I have often had problems with the simple question "Where are you from?", because I sound funny, not local. The follow-up of "OK, where were your parents from?" doesn't add any information. Similarly, when I fill in a survey question that asks me to identify my ethnic origins, or worse, indicate which single origin I most identify with, then it causes a mild state of panic that, in the first instance, I don't forget any, & in the last, that I can show my preference appropriately.
You see, cultural identification is just not simple for me. Seven of my eight great-grandparents were born here in Australia, yet I would never say that I was 'culturally Australian', because that has no meaning to me, even if my upbringing was in the vicinity of a hills hoist. The eighth great-grandparent was born in England of predominantly Irish ancestry, & obviously at a time when Ireland itself was under British rule (note how I switched terminology). The Irish are distinct people from the English in so many respects, but there was also a lot of migration both ways. I have Irish ancestors of English heritage, too.
I identify more with my Scottish ancestors, though, & prefer to note my ancestry as 'Anglo-Celtic', rather than British, because the former is cultural, ethnic, & shows a mix, whereas the latter is somewhat geographical & also implies the Empire. There is an idea that my (Scottish) family name, however, had its origins in an English trader of Norman origins nearly a millennia ago.
Don't even get me started on my German heritage.
I am surely not alone in this confusing ancestry. I may have grown up in Sydney suburbia surrounded by people who looked like me (a long time ago, trust me), but scratching the surface quickly revealed the Catholics of predominantly Irish background, those other Celts called Mac or Mc, the rangas, & other little differentiators that showed how the majority of my classmates were, like me, ethnically from the British Isles rather than Europe, with the occasional noteworthy exception. Of course, it's possible that German ancestry, in particular, might have been still considered unfavourable.
I was thinking all this when I stumbled across historical controversies over Gwen Stefani's catalogue of pop songs. I don't mind her music, but she jumps around quite a bit, so I never noticed just how broad a range of topics & styles she covers within pop music. She is often 'inspired' by a culture or sub-culture. To me, that's the definition of pop music - reflecting popular culture.
However, as an Italian-American (not my designation), she's been lambasted for using the style of ... well, so many different groups it would be hard to list, but this would include native American, African American, Latin American, & Japanese. Even those labels show a kind of cultural imperialism that befuddles me. We're back to Celts in the British Isles (nomenclature which dates back to Roman times) being called 'British', regardless of their current location or language, for example.

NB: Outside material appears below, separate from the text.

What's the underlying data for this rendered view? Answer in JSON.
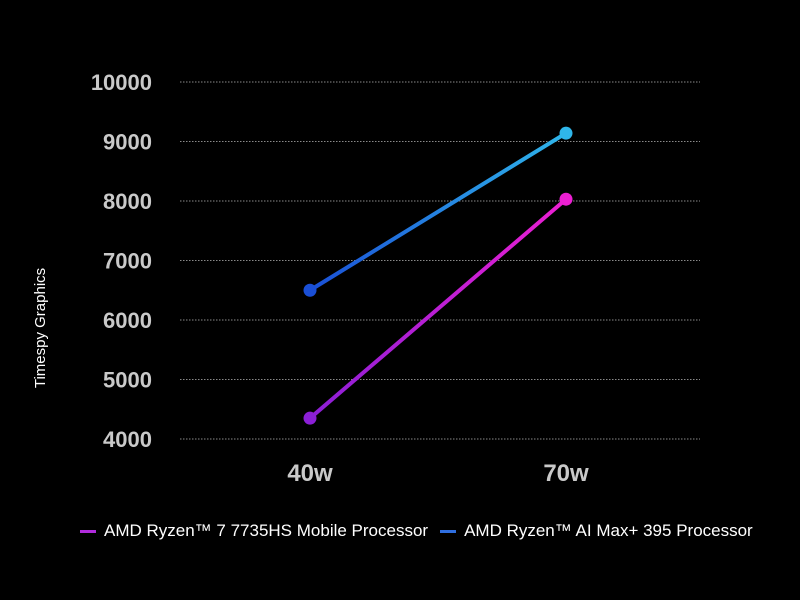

To me, Gwen is doing what the music industry has always done - adapt something for popularism. Pop, born of rock, born of blues, has taken something once close to the hearts of a sub-culture - ordinary Afro-Americans (I won't define that), & made it shiny & exciting & acceptable to Euro-Americans (see what I did there?). However, the 'owners' of the cultures she is representing in her music - probably not anyone in the music culture of that designation - project on her the crime of cultural appropriation. Let's face it, she's got Italian heritage. How dare she advertise a perfume with a Japanese name!
WTF?
Surely, as a perfume, the company that created it has an intended market & a branding, & only it (& its advertising campaign managers) knows whether Gwen best represents their concept of the product. The product itself is not cultural. There is nothing intrinsically Japanese about the concept of perfume. Most perfumes are designed with a primary market in mind, & a company can decide whether to take that global or not, because it's their product. To see a perfume & think that it's Japanese because it has a Japanese name is also a form of cultural appropriation. You're making an assumption on behalf of the perfume manufacturer.
It reminds me of (Euro-) people who would get tattoos in Sanskrit or Kanji or something as abstruse, claiming to know what it meant. The equivalent was seeing Tshirts in China or Japan with a few words in English that didn't make sense (because they're too clever to be tattooed). Is this cultural appropriation? You could think of it as a counter-culture or else tagging the morons to make them easier to round up when the revolution starts. It doesn't matter. There's nothing wrong with it.
What am I saying? Chillax.
By all means, embrace some cultural heritage - yours or someone else's - & keep some tradition alive if it makes sense, but don't judge others for doing likewise. Genetically, there are almost no Afro-Americans who aren't marginally Euro-Americans (similarly Latin-Americans), so the whole seething mass on those two continents, with the exception of a few pockets of first nations people, are effectively related & share a culture - both in the past, & in the future in terms of world-culture (exemplified in pop music).
We are one, but we are many. I am Australian.